About those championships, though. There were a couple of folks who actually knew what they were doing. I recall a woman who wrote for a skating magazine who was doing spins and jumps, some real dipsy-doodling. But, as Randy Harvey of the Los Angeles Times noted, “We can see that at a figure skating event anytime.” He preferred the Larry-Curley-Moe bits, such as the Minneapolis Star-Tribune’s Jay Weiner shuffling around as half of a pairs team—the other half being a chair. I suspect it was not so much a prop as a device to prop him up. And the New York Times’ Jere Longman finishing his slow-motion bit by pretending to drink from a champagne bottle.

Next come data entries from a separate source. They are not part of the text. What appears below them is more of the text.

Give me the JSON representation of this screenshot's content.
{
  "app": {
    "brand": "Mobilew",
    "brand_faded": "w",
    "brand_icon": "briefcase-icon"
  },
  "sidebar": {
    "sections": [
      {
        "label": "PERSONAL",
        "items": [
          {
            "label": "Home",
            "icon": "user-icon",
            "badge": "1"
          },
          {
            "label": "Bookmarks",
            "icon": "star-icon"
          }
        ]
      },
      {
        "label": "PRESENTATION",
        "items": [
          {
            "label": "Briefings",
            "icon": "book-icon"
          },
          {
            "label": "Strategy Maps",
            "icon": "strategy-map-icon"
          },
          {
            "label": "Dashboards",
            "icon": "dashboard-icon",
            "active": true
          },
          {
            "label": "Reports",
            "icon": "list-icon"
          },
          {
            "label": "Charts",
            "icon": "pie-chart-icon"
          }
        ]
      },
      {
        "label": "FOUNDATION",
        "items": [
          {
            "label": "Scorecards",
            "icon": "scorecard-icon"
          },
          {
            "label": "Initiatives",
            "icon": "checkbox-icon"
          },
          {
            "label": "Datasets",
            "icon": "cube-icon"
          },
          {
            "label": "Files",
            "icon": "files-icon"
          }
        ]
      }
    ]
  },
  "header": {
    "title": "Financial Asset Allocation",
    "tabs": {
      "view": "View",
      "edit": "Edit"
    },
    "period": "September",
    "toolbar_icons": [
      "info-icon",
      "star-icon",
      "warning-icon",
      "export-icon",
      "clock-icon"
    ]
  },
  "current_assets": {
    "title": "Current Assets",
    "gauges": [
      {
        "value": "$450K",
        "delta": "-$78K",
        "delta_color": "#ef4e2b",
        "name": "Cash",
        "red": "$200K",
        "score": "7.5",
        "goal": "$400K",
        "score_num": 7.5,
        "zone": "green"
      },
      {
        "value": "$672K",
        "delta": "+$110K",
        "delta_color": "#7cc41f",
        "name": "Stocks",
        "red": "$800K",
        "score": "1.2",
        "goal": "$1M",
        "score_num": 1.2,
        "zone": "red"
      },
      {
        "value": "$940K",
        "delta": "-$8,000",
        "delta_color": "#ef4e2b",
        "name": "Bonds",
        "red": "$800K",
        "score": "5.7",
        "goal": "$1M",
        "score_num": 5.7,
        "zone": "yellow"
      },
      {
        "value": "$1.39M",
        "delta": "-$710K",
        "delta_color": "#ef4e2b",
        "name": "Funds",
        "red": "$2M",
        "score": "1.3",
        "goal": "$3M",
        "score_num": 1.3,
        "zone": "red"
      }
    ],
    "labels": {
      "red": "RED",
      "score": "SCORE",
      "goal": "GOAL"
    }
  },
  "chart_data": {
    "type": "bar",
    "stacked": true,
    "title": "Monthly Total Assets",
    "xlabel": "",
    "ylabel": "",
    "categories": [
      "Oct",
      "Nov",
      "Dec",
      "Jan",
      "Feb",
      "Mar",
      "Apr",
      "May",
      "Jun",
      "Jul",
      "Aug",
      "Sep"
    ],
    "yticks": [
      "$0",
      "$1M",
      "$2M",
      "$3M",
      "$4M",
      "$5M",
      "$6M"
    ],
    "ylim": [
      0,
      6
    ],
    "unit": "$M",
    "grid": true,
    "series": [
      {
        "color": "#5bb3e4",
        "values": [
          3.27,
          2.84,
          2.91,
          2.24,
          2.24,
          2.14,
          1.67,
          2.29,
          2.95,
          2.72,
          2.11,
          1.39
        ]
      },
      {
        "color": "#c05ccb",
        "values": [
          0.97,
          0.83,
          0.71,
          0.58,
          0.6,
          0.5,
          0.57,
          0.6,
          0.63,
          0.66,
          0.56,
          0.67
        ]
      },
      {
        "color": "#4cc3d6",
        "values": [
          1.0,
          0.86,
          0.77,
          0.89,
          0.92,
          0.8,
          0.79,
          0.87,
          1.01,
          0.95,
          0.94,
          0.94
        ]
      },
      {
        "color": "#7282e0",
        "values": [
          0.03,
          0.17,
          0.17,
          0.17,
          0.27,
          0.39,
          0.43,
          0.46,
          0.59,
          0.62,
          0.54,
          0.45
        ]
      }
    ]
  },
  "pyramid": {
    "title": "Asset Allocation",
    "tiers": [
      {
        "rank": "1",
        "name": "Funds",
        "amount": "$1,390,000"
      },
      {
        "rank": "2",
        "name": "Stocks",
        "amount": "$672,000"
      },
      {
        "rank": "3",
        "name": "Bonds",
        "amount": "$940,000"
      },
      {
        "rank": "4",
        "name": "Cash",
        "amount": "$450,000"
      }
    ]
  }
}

My favorite—and I believe it resulted in the winning scores—was the vision of the Boston Globe’s John Powers, a bear of a man, building steam as he powered across the ice with what appeared to be dead aim at the judges’ table. I contend there was real fear in the arbiters’ faces, a dread that he may not be able to stop or turn in time.

Could it be that Powers was awarded good marks for having spared the judges injury?

As for my own performance: Having grown up in warm-weather locales, with scant experience on blades, I decided to play it safe. Since the judges were at one end of the rink, I chose to glide—shamble? totter? lumber?—to the opposite end, whereupon I did a few back-and-forth repeats before making a quiet exit.

Unlike Tonya Harding, I did not attempt a triple axel. Also unlike Harding, I did not fall. And I was abundantly rewarded. One of the appointed judges, Linda Leaver, who coached 1988 gold medalist Brian Boitano and therefore was eminently knowledgeable of all things figure skating, presented me with a perfect 6.0—the highest possible score in the sport at the time.

“I don’t know what you did,” she said. “You were too far away. I just figured it must have been okay.”

Anyway, then we all adjourned to cover the real skating. And actual crimes.